In his book Goth Chic, Gavin Baddeley surveys Gothic television and wonders ‘whether TV could ever prove a suitable medium for Gothic drama’ (Baddeley 2002: 106). His answer is firmly in the negative, particularly in relation to American television. He asserts that the concerns of Gothic are not shared by the television audience at large, and that a medium he describes as ‘ruthlessly bland’ cannot support shows that are ‘dark or offbeat’ (Baddeley 2002: 106).
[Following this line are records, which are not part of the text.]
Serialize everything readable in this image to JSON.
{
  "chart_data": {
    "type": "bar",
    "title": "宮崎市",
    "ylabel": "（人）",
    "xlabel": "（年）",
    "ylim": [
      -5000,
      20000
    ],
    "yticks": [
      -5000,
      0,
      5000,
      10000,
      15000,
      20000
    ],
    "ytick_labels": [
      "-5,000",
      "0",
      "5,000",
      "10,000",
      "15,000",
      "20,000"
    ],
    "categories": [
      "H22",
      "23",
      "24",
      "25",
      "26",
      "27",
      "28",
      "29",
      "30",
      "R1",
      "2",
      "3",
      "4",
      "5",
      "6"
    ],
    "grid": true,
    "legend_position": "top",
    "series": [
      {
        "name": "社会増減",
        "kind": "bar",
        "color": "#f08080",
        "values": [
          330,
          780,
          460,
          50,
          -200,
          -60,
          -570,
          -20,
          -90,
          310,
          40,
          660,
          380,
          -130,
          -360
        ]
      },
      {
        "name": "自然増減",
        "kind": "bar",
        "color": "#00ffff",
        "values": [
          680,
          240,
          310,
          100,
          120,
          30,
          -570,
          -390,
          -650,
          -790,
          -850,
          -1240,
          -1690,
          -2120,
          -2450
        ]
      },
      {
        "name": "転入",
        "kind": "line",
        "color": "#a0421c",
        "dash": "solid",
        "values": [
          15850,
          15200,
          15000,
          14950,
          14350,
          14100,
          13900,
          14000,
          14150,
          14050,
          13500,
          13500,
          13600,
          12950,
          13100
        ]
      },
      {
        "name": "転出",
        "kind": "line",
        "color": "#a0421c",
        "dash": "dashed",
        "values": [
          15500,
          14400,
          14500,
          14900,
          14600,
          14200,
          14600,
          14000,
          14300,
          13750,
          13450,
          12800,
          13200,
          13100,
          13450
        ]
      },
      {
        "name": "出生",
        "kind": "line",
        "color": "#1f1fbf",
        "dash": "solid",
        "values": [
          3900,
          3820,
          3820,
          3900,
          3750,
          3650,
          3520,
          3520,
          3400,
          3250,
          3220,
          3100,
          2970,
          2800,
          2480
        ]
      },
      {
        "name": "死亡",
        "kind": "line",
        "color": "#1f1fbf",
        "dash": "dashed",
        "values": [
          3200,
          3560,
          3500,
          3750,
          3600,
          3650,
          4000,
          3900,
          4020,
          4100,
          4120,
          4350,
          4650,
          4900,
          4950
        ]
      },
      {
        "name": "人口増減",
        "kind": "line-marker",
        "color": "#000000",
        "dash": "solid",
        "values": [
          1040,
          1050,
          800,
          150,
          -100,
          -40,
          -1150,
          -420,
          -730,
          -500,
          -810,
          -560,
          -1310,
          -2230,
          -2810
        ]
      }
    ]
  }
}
If one is of the opinion that Gothic is essentially a minority interest, dealing in dark and unpleasant subject matter, which must therefore be watered down in order to appeal to a mass audience, it would seem that American television – with the largest mass audience in the world – must be an inhospitable environment for Gothic. However, if one takes the view that Gothic is a ‘safe’ way of indulging and excising our fears – as Fred Botting writes, ‘transgression, by crossing the social and aesthetic limits, serves to reinforce or underline their value and necessity, restoring or defining limits’ – then television is a space as well suited to Gothic as any other. Botting also points out that ‘In popular culture . . . Gothic writing thrived’ (Botting 1996: 7, 15) during the eighteenth and nineteenth centuries, in which case television might well be the first place one would look for contemporary Gothic. Helen Wheatley, in her recent study of Gothic Television, argues that the link is quite natural, referring to these texts as ‘the most domestic of genres on the most domestic of media’ (Wheatley 2006: 25). Furthermore, an examination of Gothic material on television suggests that it is more deeply embedded in the American televisual language than it is in Britain.